Three ways people respond to a problem (other than solving it)
Points and comments are a snapshot, not live.
Problems often get pushed around, preserved, orget promoted instead of solved, says a consultant.
The article identifies four responses to problems: solving them, pushing them around (local optimization), preserving them (the Shirky Principle), and promoting new problems. It quotes Clay Shirky and Kevin Kelly on institutions perpetuating problems they are solutions to. Neil Postman's question "What problems do we create by solving this problem?" is cited. Jerry Weinberg notes that eliminating problem number one promotes problem number two, and that ignoring problems is a useful skill.
The author emphasizes that incentives and system views at higher organizational levels cause problem-pushing, and that identifying those who depend on a problem is crucial before solving it.

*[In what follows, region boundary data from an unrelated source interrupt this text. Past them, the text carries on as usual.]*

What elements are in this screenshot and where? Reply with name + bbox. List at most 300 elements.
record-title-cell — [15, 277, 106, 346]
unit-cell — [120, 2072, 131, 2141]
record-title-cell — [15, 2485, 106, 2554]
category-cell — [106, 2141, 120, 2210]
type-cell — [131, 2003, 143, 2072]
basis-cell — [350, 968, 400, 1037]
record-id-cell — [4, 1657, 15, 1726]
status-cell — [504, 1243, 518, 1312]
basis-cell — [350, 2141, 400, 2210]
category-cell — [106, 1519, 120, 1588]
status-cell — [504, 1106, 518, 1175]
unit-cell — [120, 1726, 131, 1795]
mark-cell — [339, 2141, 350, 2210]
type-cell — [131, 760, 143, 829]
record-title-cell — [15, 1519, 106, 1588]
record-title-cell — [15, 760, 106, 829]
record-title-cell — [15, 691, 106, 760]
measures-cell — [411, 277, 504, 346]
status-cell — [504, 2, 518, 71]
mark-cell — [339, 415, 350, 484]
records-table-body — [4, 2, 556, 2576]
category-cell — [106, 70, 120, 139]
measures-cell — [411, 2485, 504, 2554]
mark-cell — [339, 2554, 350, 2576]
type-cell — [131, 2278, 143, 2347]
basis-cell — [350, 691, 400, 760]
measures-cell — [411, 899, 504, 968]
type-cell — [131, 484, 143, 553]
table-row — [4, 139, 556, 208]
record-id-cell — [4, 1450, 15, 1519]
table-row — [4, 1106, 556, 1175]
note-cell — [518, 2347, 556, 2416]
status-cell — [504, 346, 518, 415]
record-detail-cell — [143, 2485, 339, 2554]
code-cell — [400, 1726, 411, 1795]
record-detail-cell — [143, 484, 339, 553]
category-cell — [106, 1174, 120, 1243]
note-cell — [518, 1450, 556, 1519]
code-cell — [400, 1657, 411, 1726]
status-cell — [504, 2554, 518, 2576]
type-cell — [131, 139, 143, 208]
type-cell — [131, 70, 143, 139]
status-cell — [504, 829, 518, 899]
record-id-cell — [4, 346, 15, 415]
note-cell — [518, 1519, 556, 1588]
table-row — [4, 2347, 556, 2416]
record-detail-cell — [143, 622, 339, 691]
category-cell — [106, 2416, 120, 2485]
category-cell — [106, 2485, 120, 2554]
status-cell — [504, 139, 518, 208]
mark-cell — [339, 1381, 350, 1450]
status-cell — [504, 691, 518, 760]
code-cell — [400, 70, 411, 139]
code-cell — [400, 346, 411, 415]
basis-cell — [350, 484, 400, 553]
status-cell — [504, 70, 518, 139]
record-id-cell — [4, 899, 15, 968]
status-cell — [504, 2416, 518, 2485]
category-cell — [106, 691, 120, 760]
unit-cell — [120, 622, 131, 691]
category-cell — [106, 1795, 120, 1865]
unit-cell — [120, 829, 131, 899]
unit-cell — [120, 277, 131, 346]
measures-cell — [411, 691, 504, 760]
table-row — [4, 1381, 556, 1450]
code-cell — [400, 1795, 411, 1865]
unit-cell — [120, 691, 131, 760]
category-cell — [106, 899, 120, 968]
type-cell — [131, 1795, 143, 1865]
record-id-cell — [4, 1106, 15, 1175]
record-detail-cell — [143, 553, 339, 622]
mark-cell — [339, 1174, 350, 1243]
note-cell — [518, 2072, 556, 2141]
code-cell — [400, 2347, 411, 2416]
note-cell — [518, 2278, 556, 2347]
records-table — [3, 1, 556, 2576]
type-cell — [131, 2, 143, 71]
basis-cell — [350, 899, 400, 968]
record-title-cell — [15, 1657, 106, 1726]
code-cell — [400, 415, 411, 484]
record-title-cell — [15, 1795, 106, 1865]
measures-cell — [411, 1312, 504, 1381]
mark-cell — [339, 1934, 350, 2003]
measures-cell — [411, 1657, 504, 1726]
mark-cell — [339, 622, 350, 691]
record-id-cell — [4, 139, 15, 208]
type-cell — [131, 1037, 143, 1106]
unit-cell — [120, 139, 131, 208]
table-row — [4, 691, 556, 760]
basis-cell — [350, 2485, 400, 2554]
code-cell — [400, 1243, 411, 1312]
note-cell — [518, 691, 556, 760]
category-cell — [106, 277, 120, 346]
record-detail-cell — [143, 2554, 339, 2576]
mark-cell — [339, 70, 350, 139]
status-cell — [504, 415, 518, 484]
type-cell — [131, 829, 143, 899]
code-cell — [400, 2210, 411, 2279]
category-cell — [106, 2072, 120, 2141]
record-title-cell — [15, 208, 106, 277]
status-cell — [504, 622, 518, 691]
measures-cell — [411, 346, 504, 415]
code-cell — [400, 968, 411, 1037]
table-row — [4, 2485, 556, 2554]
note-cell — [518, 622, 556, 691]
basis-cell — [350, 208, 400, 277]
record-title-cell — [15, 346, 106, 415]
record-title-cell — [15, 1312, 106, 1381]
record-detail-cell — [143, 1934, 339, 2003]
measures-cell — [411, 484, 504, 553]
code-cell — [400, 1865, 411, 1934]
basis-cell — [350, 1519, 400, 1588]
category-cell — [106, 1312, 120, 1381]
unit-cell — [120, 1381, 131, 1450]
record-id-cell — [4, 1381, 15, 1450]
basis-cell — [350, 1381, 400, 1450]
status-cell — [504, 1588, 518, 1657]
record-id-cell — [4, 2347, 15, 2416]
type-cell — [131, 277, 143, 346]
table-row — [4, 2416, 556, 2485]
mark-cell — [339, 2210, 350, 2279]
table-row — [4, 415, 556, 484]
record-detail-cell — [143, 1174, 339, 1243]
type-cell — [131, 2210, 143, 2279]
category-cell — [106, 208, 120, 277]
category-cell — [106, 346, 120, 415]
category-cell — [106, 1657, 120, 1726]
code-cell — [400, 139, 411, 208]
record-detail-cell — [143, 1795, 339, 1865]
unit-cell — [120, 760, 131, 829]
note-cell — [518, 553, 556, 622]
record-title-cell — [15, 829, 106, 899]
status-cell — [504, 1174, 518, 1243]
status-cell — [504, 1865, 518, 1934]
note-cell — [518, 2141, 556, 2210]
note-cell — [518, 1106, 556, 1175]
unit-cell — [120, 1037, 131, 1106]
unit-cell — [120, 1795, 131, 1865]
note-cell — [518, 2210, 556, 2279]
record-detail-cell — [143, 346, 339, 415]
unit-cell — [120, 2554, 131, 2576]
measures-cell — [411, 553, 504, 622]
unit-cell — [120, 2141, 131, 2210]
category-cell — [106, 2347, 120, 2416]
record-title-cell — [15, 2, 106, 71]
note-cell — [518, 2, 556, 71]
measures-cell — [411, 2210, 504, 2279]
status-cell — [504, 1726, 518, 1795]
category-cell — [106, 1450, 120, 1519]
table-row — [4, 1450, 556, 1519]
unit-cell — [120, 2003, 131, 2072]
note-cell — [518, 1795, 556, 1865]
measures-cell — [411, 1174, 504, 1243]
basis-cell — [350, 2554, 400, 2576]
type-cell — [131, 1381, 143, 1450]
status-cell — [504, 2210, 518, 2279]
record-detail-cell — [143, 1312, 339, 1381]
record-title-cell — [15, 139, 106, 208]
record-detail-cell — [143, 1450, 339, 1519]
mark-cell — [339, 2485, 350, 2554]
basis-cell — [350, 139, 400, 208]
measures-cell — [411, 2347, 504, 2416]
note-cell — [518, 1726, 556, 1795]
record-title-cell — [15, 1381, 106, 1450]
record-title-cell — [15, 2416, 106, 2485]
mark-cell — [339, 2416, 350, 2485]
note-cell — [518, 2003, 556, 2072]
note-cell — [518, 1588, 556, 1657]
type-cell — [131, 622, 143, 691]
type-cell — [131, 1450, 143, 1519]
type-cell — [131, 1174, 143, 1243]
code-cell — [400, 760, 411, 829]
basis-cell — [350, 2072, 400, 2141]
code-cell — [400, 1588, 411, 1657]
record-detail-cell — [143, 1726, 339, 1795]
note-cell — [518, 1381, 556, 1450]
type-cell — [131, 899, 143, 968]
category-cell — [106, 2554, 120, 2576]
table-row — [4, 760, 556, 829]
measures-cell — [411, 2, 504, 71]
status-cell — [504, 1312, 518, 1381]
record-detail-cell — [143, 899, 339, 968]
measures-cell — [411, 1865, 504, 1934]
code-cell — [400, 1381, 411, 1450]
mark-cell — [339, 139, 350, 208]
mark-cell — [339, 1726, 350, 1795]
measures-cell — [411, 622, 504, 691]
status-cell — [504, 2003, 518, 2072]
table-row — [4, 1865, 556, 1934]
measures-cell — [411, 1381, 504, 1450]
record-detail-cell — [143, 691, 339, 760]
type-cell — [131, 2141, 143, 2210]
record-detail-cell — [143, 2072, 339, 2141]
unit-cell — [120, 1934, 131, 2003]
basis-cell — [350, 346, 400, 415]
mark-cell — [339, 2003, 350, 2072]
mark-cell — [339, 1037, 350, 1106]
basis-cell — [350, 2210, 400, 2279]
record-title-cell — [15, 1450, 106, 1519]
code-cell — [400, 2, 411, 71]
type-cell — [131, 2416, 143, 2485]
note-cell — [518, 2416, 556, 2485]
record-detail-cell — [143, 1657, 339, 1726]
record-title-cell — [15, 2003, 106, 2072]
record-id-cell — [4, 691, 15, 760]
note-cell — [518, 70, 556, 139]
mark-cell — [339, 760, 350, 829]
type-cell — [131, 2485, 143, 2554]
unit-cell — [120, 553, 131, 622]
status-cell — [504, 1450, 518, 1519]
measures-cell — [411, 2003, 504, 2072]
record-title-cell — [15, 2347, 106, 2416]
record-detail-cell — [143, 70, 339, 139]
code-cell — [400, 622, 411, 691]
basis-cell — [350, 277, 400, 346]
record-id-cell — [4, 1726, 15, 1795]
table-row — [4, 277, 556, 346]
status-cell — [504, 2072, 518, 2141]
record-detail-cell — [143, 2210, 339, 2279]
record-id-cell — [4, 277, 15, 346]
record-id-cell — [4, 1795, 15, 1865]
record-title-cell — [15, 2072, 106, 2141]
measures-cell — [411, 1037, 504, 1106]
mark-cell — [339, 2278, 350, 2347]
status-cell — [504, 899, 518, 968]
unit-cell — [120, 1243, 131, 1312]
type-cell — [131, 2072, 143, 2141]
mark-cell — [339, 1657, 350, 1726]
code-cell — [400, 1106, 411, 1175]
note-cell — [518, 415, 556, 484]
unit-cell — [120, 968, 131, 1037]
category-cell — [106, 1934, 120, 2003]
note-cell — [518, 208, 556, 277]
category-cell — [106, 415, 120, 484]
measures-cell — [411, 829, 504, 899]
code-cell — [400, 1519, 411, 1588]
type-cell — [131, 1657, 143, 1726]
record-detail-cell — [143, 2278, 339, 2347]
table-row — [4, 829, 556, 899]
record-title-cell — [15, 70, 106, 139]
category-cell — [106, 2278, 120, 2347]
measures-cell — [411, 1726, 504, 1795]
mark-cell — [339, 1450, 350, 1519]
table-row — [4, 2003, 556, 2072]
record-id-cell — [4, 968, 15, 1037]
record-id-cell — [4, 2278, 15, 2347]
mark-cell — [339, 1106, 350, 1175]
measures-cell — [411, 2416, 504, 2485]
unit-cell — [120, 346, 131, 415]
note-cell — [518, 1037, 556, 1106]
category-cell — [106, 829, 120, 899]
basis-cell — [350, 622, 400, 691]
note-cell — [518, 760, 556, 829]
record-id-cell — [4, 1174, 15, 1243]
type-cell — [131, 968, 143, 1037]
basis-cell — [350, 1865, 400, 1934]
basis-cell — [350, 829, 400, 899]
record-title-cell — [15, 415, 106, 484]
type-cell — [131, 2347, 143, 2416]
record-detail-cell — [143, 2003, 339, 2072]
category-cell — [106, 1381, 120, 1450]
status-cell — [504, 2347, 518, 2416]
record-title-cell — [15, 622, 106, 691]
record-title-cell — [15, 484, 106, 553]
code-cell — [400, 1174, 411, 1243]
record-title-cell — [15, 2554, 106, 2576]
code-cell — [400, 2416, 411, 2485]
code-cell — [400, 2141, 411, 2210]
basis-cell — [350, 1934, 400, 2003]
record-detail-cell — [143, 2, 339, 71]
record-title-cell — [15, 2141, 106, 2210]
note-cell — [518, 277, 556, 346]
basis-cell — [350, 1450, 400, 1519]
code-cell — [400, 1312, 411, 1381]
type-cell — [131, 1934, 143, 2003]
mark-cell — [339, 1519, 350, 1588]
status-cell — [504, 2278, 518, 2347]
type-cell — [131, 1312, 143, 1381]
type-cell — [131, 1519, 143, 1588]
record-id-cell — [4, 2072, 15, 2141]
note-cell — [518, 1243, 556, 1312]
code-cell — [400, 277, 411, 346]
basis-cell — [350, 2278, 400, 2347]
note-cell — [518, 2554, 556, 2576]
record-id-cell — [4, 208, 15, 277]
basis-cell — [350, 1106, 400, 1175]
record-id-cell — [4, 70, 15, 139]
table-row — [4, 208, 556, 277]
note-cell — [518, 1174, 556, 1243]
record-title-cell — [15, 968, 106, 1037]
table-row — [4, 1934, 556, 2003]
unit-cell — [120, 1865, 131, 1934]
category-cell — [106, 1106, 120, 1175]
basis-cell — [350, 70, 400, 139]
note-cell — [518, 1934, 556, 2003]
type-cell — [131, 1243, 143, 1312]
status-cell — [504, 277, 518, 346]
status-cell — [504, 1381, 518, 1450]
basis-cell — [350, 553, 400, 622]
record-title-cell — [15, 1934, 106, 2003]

What commenters are saying
The thread adds 'denial' as a possible first response. Some commenters link the article to risk management strategies (avoidance, mitigation, transference, acceptance) and to the five stages of grief. A prominent subthread debates whether the Shirky Principle operates 'inadvertently' or deliberately, with rationalization and misaligned incentives as explanations.
Other common responses noted: weaponizing the problem, studying it, blogging about it, and 'not my problem'. Government problems like crime are cited as examples of preserved problems, though some commenters push back on whether systemic issues are truly preserved rather than merely complex.